Whitsitt claims in court papers that he did not receive his money back. Eger did not respond to requests for comment.

That episode appeared to trigger criminal charges. Last April, the FBI arrested Neman and he was charged with three counts of wire and mail fraud. The victim in the federal government’s complaint claimed to have lost $2 million on pre-IPO Facebook shares purchased through Neman and was referred to by the initials “R.W.” A spokesman for the U.S. Attorney’s Office in Los Angeles declined to confirm whether the victim was Whitsitt. The SEC’s civil charges are on hold pending the outcome of the trial.

Whitsitt declined comment, citing the upcoming criminal trial.

Big deal

Now Neman claims he had a megadeal in the works all along.

In a Los Angeles Superior Court complaint filed late last month, he detailed exchanges between November 2011 and March 2012 with Citigroup, before the SEC sued him and before Facebook’s IPO.

Neman claims he approached Robert Leonard, Citigroup’s managing director of special equity transactions, about buying $1 billion in pre-IPO Facebook shares on behalf of his client Global Investment Capital, an amount that was later upped to $4 billion. He claims that Feb. 8, 2012, Leonard sent over a letter of intent memorializing an agreement to buy $3.84 billion in Facebook shares at $32 a share. He further claims that he forwarded documented proof of funds to Leonard Feb. 14. But the alleged deal kept changing shape, to $2.1 billion worth of shares at $34.50 a share Feb. 16. Then, in March, Neman said his client was still willing to purchase $4.4 billion in pre-IPO Facebook shares at $36.50. Later that month, Citigroup was added as an underwriter of Facebook’s IPO, creating a conflict of interest and allegedly killing the deal.

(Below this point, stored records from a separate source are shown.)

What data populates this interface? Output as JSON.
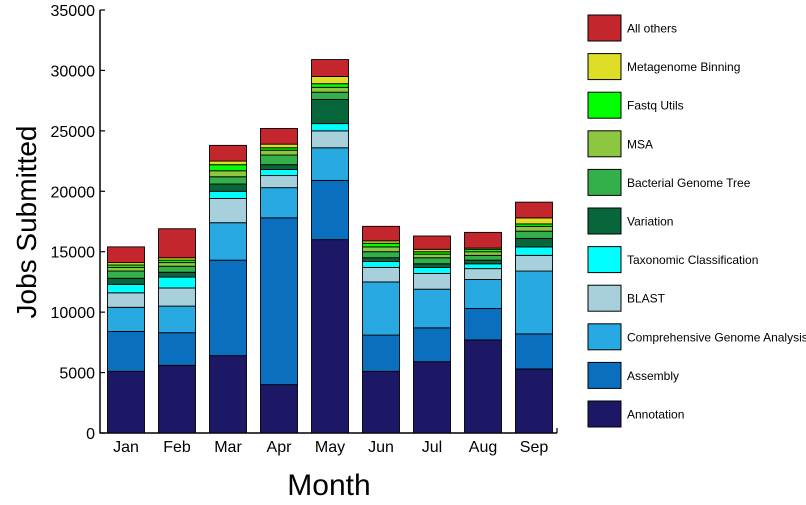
{
  "chart_data": {
    "type": "bar",
    "stacked": true,
    "title": "",
    "xlabel": "Month",
    "ylabel": "Jobs Submitted",
    "ylim": [
      0,
      35000
    ],
    "yticks": [
      0,
      5000,
      10000,
      15000,
      20000,
      25000,
      30000,
      35000
    ],
    "categories": [
      "Jan",
      "Feb",
      "Mar",
      "Apr",
      "May",
      "Jun",
      "Jul",
      "Aug",
      "Sep"
    ],
    "series": [
      {
        "name": "Annotation",
        "color": "#1c1866",
        "values": [
          5100,
          5600,
          6400,
          4000,
          16000,
          5100,
          5900,
          7700,
          5300
        ]
      },
      {
        "name": "Assembly",
        "color": "#0a6fbf",
        "values": [
          3300,
          2700,
          7900,
          13800,
          4900,
          3000,
          2800,
          2600,
          2900
        ]
      },
      {
        "name": "Comprehensive Genome Analysis",
        "color": "#29a9e1",
        "values": [
          2000,
          2200,
          3100,
          2500,
          2700,
          4400,
          3200,
          2400,
          5200
        ]
      },
      {
        "name": "BLAST",
        "color": "#a8d0dc",
        "values": [
          1200,
          1500,
          2000,
          1000,
          1400,
          1200,
          1300,
          900,
          1300
        ]
      },
      {
        "name": "Taxonomic Classification",
        "color": "#00ffff",
        "values": [
          700,
          900,
          600,
          500,
          600,
          500,
          500,
          400,
          700
        ]
      },
      {
        "name": "Variation",
        "color": "#07673a",
        "values": [
          500,
          400,
          600,
          400,
          2000,
          300,
          300,
          300,
          700
        ]
      },
      {
        "name": "Bacterial Genome Tree",
        "color": "#33b04a",
        "values": [
          600,
          500,
          600,
          800,
          600,
          500,
          500,
          400,
          600
        ]
      },
      {
        "name": "MSA",
        "color": "#8dc63f",
        "values": [
          300,
          300,
          500,
          400,
          400,
          400,
          300,
          300,
          400
        ]
      },
      {
        "name": "Fastq Utils",
        "color": "#00ff00",
        "values": [
          200,
          200,
          500,
          200,
          300,
          300,
          200,
          200,
          200
        ]
      },
      {
        "name": "Metagenome Binning",
        "color": "#dede27",
        "values": [
          200,
          200,
          300,
          300,
          600,
          200,
          200,
          100,
          500
        ]
      },
      {
        "name": "All others",
        "color": "#c4262e",
        "values": [
          1300,
          2400,
          1300,
          1300,
          1400,
          1200,
          1100,
          1300,
          1300
        ]
      }
    ],
    "legend_position": "right",
    "legend_order": [
      "All others",
      "Metagenome Binning",
      "Fastq Utils",
      "MSA",
      "Bacterial Genome Tree",
      "Variation",
      "Taxonomic Classification",
      "BLAST",
      "Comprehensive Genome Analysis",
      "Assembly",
      "Annotation"
    ]
  }
}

Neman has sued for more than $830 million in damages, which includes a 2 percent commission of total value of shares purchased and 20 percent of the profit upon sale of the shares. The complaint does not detail when these post-IPO sales would have occurred, as Facebook’s stock price famously dove in its first weeks after going public.

There are several firms called Global Investment Capital, and it’s unclear to which Neman is referring. A large investment firm in Dubai with the name told the Business Journal that it was not involved in any such deal.

Despite the cited negotiations between Neman and Citigroup, it’s unclear how close a deal actually came to completion and there does not appear to have been any contract.

“The absence of documentation is suspicious and the fact that he’s going to his criminal trial in a couple months is suspicious,” Klein said.

Mulligan added that there are several other red flags. He found it unlikely that Citigroup would risk doing a $4 billion deal with a single buyer and unconvincing that Neman would have been surprised that a major bank like Citigroup would be named underwriter. Furthermore, there would have been other ways to acquire shares if he had willing buyers.

“I’m surprised this guy couldn’t get shares if he really wanted to get them,” he said.